In “Sun Racer” the two composers rapidly flow their composition to reach the deepest part of your heart. The finish line is your spiritual core. Helpling and Jenkins are masters of their audio realm. They compose gigantic, expansive emotional vistas that paint beautiful pictures. They want you to feel happiness, calmness and warmth.
David Helpling’s guitar in “Through and Through” has a delay/echo-effect that will make you think of The Edge from U2. This guitar is surrounded by dreamy keyboard lines and exotic percussion Jon Jenkins always seems to provide. There is a sadness that pervades this composition that tugs on your heart strings.

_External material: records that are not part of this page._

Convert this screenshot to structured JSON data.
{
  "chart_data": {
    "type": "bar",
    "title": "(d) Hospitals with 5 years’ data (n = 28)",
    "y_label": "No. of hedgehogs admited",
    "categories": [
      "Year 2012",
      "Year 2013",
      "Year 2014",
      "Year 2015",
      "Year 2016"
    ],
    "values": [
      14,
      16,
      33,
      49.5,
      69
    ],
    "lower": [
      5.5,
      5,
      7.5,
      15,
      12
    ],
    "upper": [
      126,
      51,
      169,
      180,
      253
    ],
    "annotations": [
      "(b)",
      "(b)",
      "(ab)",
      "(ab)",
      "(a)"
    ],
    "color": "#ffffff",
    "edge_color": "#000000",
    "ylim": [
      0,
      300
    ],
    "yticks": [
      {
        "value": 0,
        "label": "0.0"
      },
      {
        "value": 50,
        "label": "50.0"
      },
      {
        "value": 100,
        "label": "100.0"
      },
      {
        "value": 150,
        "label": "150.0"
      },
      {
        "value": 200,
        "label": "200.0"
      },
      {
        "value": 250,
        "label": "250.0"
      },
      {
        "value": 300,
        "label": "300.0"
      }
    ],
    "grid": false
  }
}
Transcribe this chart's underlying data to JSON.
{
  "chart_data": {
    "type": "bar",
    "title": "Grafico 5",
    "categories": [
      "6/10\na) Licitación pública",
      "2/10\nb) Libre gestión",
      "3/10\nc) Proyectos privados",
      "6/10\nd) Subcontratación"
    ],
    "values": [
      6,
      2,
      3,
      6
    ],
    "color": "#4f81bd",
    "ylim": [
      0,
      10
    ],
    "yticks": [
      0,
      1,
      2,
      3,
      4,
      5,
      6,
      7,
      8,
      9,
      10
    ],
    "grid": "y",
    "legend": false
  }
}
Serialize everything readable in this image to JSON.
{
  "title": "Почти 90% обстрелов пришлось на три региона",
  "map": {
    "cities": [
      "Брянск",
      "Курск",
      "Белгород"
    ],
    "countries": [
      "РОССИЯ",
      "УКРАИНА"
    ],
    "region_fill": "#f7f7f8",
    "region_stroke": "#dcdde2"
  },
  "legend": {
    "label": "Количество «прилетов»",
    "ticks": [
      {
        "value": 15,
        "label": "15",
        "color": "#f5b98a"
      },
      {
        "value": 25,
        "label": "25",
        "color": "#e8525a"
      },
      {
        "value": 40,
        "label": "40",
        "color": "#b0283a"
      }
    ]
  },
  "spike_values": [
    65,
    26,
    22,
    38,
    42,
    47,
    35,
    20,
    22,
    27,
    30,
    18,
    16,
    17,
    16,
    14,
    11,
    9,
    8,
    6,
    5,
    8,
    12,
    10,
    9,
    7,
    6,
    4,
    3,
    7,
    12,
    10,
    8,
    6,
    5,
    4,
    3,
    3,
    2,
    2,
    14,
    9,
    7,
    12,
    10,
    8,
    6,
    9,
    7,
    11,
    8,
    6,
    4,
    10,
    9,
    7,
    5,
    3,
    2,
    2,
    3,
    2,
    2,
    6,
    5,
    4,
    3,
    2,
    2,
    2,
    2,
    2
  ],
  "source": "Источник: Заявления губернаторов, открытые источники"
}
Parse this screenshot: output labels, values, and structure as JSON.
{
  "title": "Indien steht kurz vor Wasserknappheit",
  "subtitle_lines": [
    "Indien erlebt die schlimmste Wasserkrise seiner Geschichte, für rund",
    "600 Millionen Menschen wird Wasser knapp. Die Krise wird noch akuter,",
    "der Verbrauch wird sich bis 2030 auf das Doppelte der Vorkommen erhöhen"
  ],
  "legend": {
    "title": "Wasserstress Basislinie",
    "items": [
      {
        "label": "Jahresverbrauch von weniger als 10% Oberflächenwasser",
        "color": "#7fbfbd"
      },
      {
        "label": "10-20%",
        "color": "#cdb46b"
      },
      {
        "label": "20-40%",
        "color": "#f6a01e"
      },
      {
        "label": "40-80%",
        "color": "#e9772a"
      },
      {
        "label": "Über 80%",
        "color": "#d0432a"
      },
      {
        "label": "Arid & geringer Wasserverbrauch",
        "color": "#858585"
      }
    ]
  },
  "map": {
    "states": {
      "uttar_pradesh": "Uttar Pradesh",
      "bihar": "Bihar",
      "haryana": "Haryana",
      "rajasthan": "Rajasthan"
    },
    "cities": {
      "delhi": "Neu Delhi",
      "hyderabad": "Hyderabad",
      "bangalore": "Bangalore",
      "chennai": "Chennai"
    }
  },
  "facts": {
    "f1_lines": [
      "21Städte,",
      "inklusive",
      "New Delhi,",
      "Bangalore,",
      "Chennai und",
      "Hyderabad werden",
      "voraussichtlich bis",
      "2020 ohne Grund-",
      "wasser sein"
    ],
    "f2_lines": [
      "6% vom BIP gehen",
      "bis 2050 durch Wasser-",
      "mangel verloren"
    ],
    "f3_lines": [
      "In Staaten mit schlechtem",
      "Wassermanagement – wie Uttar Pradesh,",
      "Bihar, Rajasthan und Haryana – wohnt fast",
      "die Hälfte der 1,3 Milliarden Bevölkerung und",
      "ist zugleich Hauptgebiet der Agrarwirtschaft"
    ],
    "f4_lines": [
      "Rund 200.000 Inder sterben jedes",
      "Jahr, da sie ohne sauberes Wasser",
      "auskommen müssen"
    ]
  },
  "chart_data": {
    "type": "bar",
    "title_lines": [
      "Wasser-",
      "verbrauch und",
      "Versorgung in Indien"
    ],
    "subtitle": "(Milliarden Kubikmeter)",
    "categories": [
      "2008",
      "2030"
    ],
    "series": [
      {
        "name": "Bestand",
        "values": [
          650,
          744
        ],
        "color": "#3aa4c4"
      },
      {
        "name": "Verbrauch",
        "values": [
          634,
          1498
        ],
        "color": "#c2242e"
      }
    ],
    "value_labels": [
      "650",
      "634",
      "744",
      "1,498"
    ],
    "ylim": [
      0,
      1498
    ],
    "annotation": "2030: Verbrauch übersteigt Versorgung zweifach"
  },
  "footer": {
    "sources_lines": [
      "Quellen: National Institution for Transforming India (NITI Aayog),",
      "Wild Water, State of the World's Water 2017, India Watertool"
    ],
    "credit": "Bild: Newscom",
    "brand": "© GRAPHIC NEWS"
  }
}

I love the juxtaposition of the words in the title “Almost Never.” The slow groove the guys establish is cool and allows them to fill the audio space with all sorts of little musical touches. There are numerous keyboard additions that drift in and out of the track, bringing considerable texture.
“Lost” makes a bold statement from the beginning as drums pound home what must surely be a message of emotional being.
The music in “Through Tears” has all the stellar elements the composers have used on their trilogy of studio albums (Treasure, The Crossing and now Found).
The piano in “Edge of Tomorrow,” reminds me of David Helpling’s earlier album, Sleeping On The Edge Of The World.
The album title track “Found” features a Tangerine Dream influenced sequenced keyboard. Female vocalist Miriam Stockley adds her ethereal voice over the tune to heighten the song’s spiritual power.
David Helpling and Jon Jenkins give “For The Ages” a sense of completion. I don’t know yet if this is just for this album or the music collaboration they’ve stretched over three gorgeous ambient studio albums and one live performance, Beyond Words.